Saturday, January 30, 2016

StreamInsight components

Streams of data


Just as Microsoft SQL Server was designed to allow developers to manage static data, StreamInsight was designed to work with streams of data. But what does a stream of data me

an? Well a stream of data is a sequence of pieces of information, for each such piece of information a certain time is associated with it. Usually the associated time is the date-time of creation.

Such streams of data can be produced by countless devices which vary from smoke sensors, temperature sensors to smartphones, robots, web applications, hosting servers or trading applications. 

Event


An event can be defined as a basic unit of data processed by the StreamInsight server, each event encapsulates a piece of information thus we can say that a stream contains a sequence of events. Each event consists of two parts, the header and the payload.

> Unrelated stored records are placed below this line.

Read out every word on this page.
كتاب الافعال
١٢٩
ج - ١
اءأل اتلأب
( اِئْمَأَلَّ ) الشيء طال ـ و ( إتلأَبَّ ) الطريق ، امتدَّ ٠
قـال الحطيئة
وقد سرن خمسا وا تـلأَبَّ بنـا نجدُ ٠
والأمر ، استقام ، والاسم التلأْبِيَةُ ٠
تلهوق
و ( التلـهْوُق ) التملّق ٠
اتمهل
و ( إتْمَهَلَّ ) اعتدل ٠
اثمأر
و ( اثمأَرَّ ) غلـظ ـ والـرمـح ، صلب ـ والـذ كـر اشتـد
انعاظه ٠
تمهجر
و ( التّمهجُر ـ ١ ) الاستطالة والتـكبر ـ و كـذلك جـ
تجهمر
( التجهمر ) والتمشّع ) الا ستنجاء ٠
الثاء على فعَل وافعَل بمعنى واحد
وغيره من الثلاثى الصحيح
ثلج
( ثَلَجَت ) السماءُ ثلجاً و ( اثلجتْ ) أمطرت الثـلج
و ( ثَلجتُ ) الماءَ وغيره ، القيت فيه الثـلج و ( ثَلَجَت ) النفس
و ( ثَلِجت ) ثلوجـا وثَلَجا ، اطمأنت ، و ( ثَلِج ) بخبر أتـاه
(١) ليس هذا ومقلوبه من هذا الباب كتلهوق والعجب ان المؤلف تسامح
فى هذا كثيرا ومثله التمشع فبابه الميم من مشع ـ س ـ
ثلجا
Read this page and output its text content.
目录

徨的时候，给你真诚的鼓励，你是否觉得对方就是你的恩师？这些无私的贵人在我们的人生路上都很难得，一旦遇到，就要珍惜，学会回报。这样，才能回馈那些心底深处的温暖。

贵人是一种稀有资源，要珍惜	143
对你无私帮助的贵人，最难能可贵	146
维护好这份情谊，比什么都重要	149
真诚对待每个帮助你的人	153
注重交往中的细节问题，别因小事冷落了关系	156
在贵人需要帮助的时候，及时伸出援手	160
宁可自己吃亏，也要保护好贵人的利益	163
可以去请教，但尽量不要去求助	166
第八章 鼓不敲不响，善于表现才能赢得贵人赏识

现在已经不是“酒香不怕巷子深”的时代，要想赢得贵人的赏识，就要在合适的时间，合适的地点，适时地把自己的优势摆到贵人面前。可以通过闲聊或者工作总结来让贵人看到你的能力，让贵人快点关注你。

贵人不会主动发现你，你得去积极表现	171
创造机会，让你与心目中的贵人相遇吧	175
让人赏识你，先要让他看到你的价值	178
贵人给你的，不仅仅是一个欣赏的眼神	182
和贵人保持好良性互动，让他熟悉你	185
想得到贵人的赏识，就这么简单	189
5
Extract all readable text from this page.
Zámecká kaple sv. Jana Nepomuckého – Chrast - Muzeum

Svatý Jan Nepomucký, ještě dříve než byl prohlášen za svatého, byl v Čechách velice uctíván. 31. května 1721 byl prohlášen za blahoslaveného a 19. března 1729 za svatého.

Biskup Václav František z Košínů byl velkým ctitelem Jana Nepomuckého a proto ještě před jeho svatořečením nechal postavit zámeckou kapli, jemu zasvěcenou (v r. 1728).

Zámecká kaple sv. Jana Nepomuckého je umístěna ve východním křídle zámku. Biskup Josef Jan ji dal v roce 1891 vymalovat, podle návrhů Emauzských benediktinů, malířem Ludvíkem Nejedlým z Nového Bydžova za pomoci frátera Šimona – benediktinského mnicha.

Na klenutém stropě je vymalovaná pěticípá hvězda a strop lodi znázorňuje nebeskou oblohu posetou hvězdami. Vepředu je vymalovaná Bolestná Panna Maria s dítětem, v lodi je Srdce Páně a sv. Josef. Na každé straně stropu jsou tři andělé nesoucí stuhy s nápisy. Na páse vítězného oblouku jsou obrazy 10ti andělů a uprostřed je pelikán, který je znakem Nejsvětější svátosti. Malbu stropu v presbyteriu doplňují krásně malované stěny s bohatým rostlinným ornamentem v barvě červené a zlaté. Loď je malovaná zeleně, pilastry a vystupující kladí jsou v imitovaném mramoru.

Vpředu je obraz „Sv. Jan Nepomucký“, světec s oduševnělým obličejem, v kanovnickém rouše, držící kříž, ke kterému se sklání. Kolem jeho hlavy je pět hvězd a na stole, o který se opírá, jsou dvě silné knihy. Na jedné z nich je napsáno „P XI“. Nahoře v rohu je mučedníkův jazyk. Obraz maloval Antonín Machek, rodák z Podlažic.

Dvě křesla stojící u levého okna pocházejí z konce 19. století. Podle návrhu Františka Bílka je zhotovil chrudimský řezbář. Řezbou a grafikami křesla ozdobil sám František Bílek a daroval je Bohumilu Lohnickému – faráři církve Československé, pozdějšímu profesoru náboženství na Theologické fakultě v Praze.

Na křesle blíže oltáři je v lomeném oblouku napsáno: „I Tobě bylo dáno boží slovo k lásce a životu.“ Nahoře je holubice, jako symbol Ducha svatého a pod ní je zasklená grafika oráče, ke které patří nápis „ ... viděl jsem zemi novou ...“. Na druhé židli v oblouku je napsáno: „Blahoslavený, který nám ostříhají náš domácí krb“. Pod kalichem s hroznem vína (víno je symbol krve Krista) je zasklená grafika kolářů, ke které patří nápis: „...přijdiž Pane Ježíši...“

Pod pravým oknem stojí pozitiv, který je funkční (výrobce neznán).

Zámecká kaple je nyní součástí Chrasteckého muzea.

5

The header defines the event kind and temporal properties of the event. All the temporal properties are application-based and supplied by the data source rather than a system time supplied by the StreamInsight server. All the timestamps use the .Net DateTimeOffset data type, also StreamInsight normalizes all times to UTC date-time automatically.

The payload is a .NET data structure which holds the data associated with the event, the fields of the data structure can be defined by the developer. Each field can have a .NET data type e.g. int, float, string etc.

Query


The same way as a fisherman uses a fishing net to catch fish from a river, we can use a StreamInsight query to retrieve relevant information from a stream of data. The results of the query are received incrementally for as long as we need.

One can define a myriad of queries starting from simple ones like selecting all events which fulfill a certain condition, to more complex like selecting certain events which appear in a window of 3 minutes.

The main difference between StreamInsight and a database is that StreamInsight never stores the data, a query is kept active all time while the server is running. Every time a new event appears it triggers a new computation and generates a new result. Of course if we are interested we can store the results of the queries.

Source



Devices which are data producers become sources of data for the StreamInsight application. One can define multiple sources of data which go into the StreamInsight server and against which queries are executed.

Sink


We have sources of data which become streams of data and queries which are executed against them, but how can we get our hands on the query results? Well we can define a sink in which StreamInsight will send the result of the defined queries. Also in this case we can define multiple custom sinks, some might represent a conventional database or an user interface in which users can acknowledge the information immediately.

StreamInsight components working together




As seen in the architecture diagram from above, one can define source of events like smartphones, fire sensors, smoke sensors, temperature sensors, server logs or event historical data. This platform allows developers to aggregate all these events by defining LINQ queries, the results of these queries are then passed to any developer defined sink like monitoring devices, monitoring applications or even data warehouses.